How to Deal with Excessive Self-Consciousness
“I am one of the world’s most self-conscious people. I really have to struggle.” — Marilyn Monroe
“I’m not shy!” I defended.
“You only talk when you’re spoken to,” he said.
“That doesn’t mean I’m shy. I just have nothing to say.”
“If you’re not shy about it, then why can’t I talk to them?”
“Because I don’t want them to know my private life!”
This is a recent argument. My boyfriend wants to “talk” to my students after I ranted about their misconduct. He happened to be friends with some of them.
But here’s the real issue. My boyfriend and I never knew about this misunderstanding. I was surprised —shocked even — that he thought of me differently throughout our three years.

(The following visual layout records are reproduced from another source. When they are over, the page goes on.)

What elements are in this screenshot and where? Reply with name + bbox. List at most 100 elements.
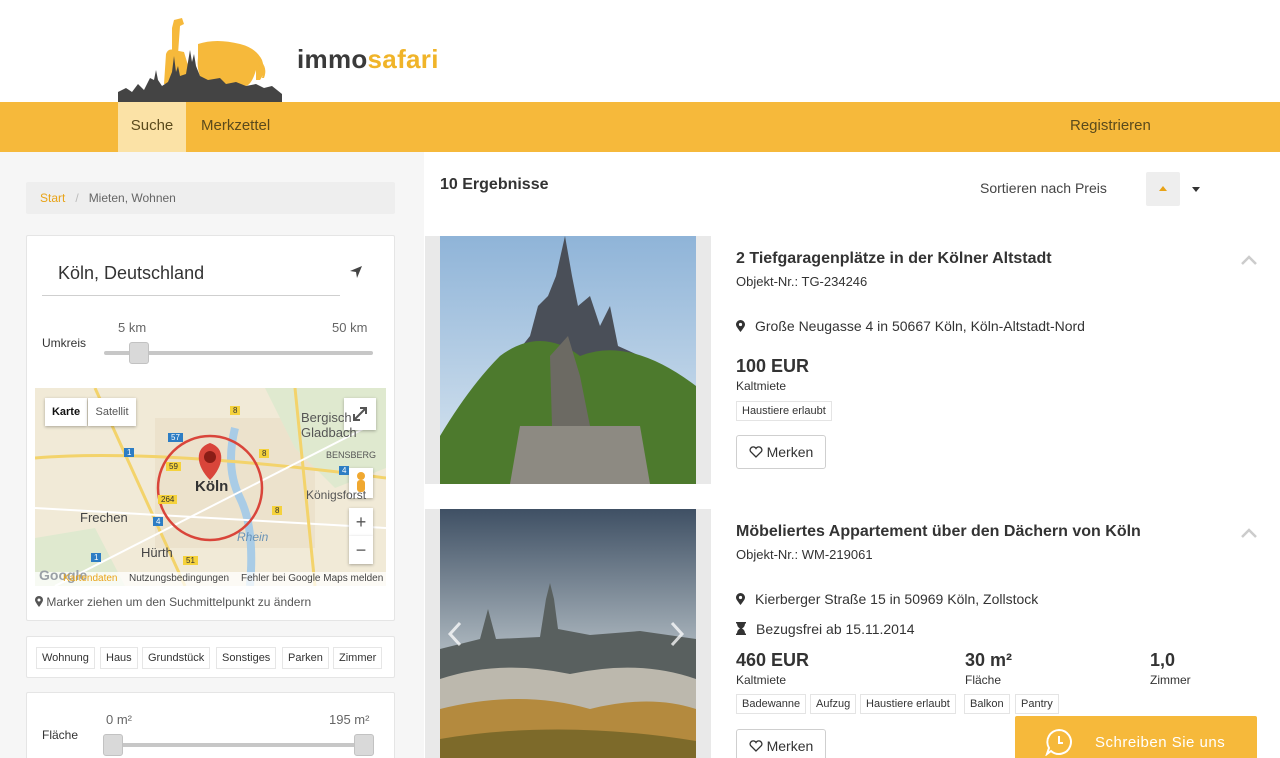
listing-area-label-2: Fläche [965, 673, 1002, 687]
nav-item-suche[interactable]: Suche [118, 102, 186, 152]
type-chip-grundstueck[interactable]: Grundstück [142, 647, 211, 669]
chat-bubble-icon [1045, 728, 1072, 756]
type-chip-zimmer[interactable]: Zimmer [333, 647, 383, 669]
map-label-huerth: Hürth [141, 545, 173, 560]
listing-price-1: 100 EUR [736, 356, 810, 376]
road-number-badge: 4 [153, 517, 164, 526]
road-number-badge: 8 [230, 406, 241, 415]
road-number-badge: 8 [272, 506, 283, 515]
sort-descending-button[interactable] [1186, 172, 1206, 206]
road-number-badge: 8 [259, 449, 270, 458]
listing-area-2: 30 m² [965, 650, 1013, 670]
map-type-map-button[interactable]: Karte [45, 398, 87, 426]
map-report-link[interactable]: Fehler bei Google Maps melden [241, 573, 383, 584]
feature-badge: Haustiere erlaubt [860, 694, 956, 714]
locate-arrow-icon[interactable] [348, 264, 364, 280]
brand-name[interactable]: immosafari [297, 44, 439, 75]
caret-up-icon [1159, 186, 1167, 191]
area-label: Fläche [42, 728, 79, 742]
map-marker-icon [736, 593, 745, 605]
brand-part-2: safari [367, 44, 439, 74]
listing-image-2[interactable] [425, 509, 711, 758]
zoom-in-button[interactable]: + [349, 508, 373, 536]
chevron-up-icon[interactable] [1240, 254, 1258, 266]
logo-icon[interactable] [116, 14, 286, 102]
type-chip-haus[interactable]: Haus [100, 647, 138, 669]
map-marker-icon [736, 320, 745, 332]
site-header: immosafari [0, 0, 1280, 102]
main-navigation: Suche Merkzettel Registrieren [0, 102, 1280, 152]
listing-price-label-2: Kaltmiete [736, 673, 787, 687]
map-hint: Marker ziehen um den Suchmittelpunkt zu … [35, 595, 311, 609]
map-data-link[interactable]: Kartendaten [63, 573, 118, 584]
type-chip-wohnung[interactable]: Wohnung [36, 647, 95, 669]
listing-address-1: Große Neugasse 4 in 50667 Köln, Köln-Alt… [736, 318, 1085, 334]
map-label-koenigsforst: Königsforst [306, 488, 367, 502]
area-slider-track[interactable] [104, 743, 373, 747]
radius-label: Umkreis [42, 336, 86, 350]
hourglass-icon [736, 622, 746, 635]
brand-part-1: immo [297, 44, 368, 74]
feature-badge: Pantry [1015, 694, 1059, 714]
chat-widget-button[interactable]: Schreiben Sie uns [1015, 716, 1257, 758]
listing-title-2[interactable]: Möbeliertes Appartement über den Dächern… [736, 523, 1141, 541]
listing-image-1[interactable] [425, 236, 711, 484]
breadcrumb-start-link[interactable]: Start [40, 191, 65, 205]
listing-address-text-1: Große Neugasse 4 in 50667 Köln, Köln-Alt… [755, 318, 1085, 334]
feature-badge: Haustiere erlaubt [736, 401, 832, 421]
zoom-out-button[interactable]: − [349, 536, 373, 564]
area-min-label: 0 m² [106, 712, 132, 727]
carousel-next-icon[interactable] [669, 621, 685, 647]
map-label-city: Köln [195, 478, 229, 495]
merken-button-2[interactable]: Merken [736, 729, 826, 758]
map-label-bensberg: BENSBERG [326, 450, 377, 460]
map-pin-icon [35, 596, 43, 607]
listing-object-number-1: Objekt-Nr.: TG-234246 [736, 274, 868, 289]
carousel-prev-icon[interactable] [447, 621, 463, 647]
heart-icon [749, 446, 763, 458]
sort-ascending-button[interactable] [1146, 172, 1180, 206]
nav-item-merkzettel[interactable]: Merkzettel [187, 102, 284, 152]
feature-badge: Aufzug [810, 694, 857, 714]
results-count: 10 Ergebnisse [440, 176, 549, 193]
map-hint-text: Marker ziehen um den Suchmittelpunkt zu … [46, 595, 312, 609]
map[interactable]: Karte Satellit + − Köln Bergisch Gladbac… [35, 388, 386, 586]
road-number-badge: 1 [91, 553, 102, 562]
map-type-satellite-button[interactable]: Satellit [88, 398, 136, 426]
listing-availability-2: Bezugsfrei ab 15.11.2014 [736, 621, 915, 637]
feature-badge: Badewanne [736, 694, 807, 714]
merken-button-1[interactable]: Merken [736, 435, 826, 469]
register-link[interactable]: Registrieren [1056, 102, 1165, 152]
listing-price-2: 460 EUR [736, 650, 810, 670]
radius-slider-handle[interactable] [128, 342, 149, 364]
location-input[interactable]: Köln, Deutschland [42, 258, 340, 296]
listing-rooms-2: 1,0 [1150, 650, 1176, 670]
breadcrumb: Start / Mieten, Wohnen [26, 182, 395, 214]
feature-badge: Balkon [964, 694, 1010, 714]
listing-photo-cathedral [440, 236, 696, 484]
listing-availability-text-2: Bezugsfrei ab 15.11.2014 [756, 621, 915, 637]
radius-min-label: 5 km [118, 320, 147, 335]
road-number-badge: 1 [124, 448, 135, 457]
breadcrumb-separator: / [75, 191, 79, 205]
chevron-up-icon[interactable] [1240, 527, 1258, 539]
listing-photo-skyline [440, 509, 696, 758]
type-chip-sonstiges[interactable]: Sonstiges [216, 647, 277, 669]
listing-title-1[interactable]: 2 Tiefgaragenplätze in der Kölner Altsta… [736, 250, 1052, 268]
road-number-badge: 4 [339, 466, 350, 475]
area-slider-min-handle[interactable] [103, 734, 123, 756]
chat-widget-label: Schreiben Sie uns [1095, 734, 1226, 751]
type-chip-parken[interactable]: Parken [282, 647, 329, 669]
area-slider-max-handle[interactable] [354, 734, 374, 756]
listing-address-text-2: Kierberger Straße 15 in 50969 Köln, Zoll… [755, 591, 1039, 607]
map-label-bergisch-gladbach: Bergisch Gladbach [301, 410, 357, 440]
road-number-badge: 264 [158, 495, 178, 504]
map-terms-link[interactable]: Nutzungsbedingungen [129, 573, 229, 584]
listing-rooms-label-2: Zimmer [1150, 673, 1191, 687]
merken-label-2: Merken [766, 738, 814, 754]
listing-price-label-1: Kaltmiete [736, 379, 787, 393]
caret-down-icon [1192, 187, 1200, 192]
heart-icon [749, 740, 763, 752]
sort-label: Sortieren nach Preis [980, 180, 1107, 196]
road-number-badge: 57 [168, 433, 183, 442]
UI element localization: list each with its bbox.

“Shy”? I’m never shy. I’m sure of that. Yet, my problem was closely related.
I am self-conscious.
Shyness vs Self-Consciousness
Shyness and self-consciousness are two different variables. They look the same on the outside but they stir up differently on the inside.
According to a study, shyness is self-derogatory. It’s a negative self-bias where you look down on your capabilities, thus, limiting your actions. On the other hand, self-consciousness is how you see yourself in the eyes of others — a self-representation.
The thin line that set shyness and self-consciousness apart is preparedness. As I see shy people, however prepared they were, they still need a boost from others before they go.
On the other hand, self-conscious people ooze with confidence when they’ve prepared for it. This explains why some people can boldly do a public speech or a stage play, but make a fool of themselves when it’s impromptu.
I was a highly self-conscious introvert. Before I walk in the middle of a crowd, I make sure I’ve come prepared. It might be a good thing, but too much self-consciousness has tremendous side effects. It twins with perfectionism.